Early Family Relationships Predict Children’s Emotion Regulation and Defense Mechanisms
Lindblom, Jallu; Punamäki, Raija-Leena; Flykt, Marjo; Vänskä, Mervi; Nummi, Tapio; Sinkkonen, Jari; Tiitinen, Aila; Tulppala, Maija (2016)
Sage Open 6 4
Yhteiskunta- ja kulttuuritieteiden yksikkö
CC BY 3.0
Julkaisun pysyvä osoite on
Early family relationships have been suggested to influence the development of children’s affect regulation, involving both emotion regulation and defense mechanisms. However, we lack research on the specific family predictors for these two forms of affect regulation, which have been conceptualized to differ in their functions and accessibility to consciousness.
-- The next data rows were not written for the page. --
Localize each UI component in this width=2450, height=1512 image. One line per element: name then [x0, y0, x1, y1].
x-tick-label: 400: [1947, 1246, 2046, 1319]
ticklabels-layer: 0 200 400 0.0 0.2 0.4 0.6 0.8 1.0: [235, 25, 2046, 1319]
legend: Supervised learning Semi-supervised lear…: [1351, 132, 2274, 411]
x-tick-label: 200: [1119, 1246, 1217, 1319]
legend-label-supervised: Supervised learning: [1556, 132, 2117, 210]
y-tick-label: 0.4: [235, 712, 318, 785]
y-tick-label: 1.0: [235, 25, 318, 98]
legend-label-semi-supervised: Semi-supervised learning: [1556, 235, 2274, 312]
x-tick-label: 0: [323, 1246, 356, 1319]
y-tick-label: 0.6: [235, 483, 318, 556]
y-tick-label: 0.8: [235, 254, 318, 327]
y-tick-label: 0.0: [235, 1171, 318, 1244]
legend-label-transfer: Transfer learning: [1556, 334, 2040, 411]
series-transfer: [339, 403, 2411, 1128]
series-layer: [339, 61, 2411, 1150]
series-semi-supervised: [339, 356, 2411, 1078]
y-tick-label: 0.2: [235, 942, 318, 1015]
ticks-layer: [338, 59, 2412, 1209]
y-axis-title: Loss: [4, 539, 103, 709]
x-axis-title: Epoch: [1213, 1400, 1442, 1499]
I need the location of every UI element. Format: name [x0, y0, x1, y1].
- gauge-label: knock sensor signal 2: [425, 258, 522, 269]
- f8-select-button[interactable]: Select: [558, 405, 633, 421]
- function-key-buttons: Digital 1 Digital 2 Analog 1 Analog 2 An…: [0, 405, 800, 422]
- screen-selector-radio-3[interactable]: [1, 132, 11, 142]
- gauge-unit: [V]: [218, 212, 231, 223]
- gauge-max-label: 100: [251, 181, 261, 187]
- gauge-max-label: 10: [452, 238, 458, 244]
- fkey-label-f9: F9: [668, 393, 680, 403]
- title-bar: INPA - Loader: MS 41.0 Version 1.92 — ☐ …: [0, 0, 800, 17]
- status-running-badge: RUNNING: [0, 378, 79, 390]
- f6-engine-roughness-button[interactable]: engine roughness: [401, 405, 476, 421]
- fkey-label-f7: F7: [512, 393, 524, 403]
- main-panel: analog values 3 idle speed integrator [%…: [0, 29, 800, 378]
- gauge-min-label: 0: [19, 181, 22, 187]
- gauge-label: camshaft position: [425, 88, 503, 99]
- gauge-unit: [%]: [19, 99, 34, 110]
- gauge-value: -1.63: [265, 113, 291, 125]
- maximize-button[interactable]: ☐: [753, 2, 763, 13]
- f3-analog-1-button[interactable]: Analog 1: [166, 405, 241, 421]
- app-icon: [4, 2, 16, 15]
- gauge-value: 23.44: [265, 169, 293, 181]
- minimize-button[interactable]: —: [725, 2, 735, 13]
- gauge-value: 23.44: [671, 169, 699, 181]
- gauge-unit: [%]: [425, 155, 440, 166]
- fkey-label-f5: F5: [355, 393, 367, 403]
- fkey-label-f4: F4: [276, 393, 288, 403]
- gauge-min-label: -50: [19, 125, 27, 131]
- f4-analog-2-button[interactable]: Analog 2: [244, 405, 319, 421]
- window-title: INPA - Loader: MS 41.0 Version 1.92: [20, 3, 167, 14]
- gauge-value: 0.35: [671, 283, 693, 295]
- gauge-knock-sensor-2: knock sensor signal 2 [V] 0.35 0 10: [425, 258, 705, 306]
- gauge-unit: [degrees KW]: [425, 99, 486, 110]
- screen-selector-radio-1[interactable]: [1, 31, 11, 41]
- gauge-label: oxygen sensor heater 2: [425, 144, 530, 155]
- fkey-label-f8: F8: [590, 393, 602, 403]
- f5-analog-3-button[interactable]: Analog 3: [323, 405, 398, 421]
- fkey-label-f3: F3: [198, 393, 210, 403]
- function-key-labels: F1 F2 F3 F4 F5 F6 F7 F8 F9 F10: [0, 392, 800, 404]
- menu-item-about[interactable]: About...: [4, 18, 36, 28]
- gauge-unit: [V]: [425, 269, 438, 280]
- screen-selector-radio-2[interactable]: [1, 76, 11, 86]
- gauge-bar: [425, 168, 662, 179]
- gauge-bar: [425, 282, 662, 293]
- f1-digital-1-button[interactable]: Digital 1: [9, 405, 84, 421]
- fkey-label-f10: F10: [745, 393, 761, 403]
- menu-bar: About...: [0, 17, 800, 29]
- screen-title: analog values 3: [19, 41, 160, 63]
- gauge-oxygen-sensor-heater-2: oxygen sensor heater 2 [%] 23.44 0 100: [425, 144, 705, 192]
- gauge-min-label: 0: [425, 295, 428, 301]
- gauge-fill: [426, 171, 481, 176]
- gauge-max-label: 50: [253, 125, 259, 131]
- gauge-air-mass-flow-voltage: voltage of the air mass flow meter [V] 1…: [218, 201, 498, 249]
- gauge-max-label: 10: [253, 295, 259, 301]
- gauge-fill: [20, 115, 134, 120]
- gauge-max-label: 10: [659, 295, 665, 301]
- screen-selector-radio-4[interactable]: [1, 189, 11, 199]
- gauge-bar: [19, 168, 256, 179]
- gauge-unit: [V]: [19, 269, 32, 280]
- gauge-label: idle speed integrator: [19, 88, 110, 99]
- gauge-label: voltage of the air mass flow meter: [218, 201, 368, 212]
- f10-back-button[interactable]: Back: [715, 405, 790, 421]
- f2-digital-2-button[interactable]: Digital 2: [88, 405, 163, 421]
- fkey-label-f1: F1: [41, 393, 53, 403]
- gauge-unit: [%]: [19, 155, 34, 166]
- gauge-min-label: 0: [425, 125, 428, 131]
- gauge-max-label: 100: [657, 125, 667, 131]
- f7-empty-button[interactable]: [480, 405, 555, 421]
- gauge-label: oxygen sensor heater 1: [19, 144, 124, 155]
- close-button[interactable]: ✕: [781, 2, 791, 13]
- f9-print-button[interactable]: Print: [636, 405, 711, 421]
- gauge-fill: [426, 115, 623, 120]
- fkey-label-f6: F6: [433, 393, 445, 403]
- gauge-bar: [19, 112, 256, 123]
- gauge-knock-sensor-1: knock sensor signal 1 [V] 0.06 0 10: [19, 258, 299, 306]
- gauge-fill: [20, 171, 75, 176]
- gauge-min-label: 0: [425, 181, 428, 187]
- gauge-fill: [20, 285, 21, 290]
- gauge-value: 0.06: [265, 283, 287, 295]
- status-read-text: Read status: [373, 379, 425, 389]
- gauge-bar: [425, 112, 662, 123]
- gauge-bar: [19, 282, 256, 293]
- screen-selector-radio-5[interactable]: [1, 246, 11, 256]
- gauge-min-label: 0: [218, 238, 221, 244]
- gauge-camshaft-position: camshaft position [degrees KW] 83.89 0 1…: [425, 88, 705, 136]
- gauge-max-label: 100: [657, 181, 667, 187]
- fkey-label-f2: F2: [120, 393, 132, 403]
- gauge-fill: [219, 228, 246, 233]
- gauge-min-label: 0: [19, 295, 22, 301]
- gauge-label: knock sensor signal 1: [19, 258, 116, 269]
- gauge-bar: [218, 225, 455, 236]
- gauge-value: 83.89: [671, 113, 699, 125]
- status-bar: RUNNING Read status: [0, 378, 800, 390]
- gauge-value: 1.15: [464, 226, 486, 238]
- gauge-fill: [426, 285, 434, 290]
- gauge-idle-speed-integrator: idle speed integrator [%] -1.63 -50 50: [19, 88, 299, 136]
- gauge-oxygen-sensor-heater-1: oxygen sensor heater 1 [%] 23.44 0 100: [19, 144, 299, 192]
Accordingly, we examine how the (a) quality and (b) timing of family relationships during infancy predict child’s later emotion regulation and defense mechanisms. Parents (N = 703) reported autonomy and intimacy in marital and parenting relationships at the child’s ages of 2 and 12 months, and the child’s use of emotion regulation and immature and neurotic defenses at 7 to 8 years. As hypothesized, the results showed that functional early family relationships predicted children’s efficient emotion regulation, whereas dysfunctional relationships predicted reliance on defense mechanisms in middle childhood. Further, results showed a timing effect for neurotic defenses, partially confirming our hypothesis of early infancy being an especially important period for the development of defense mechanisms. The findings are discussed from the viewpoints of attachment and family dynamics, emotional self-awareness, and sense of security.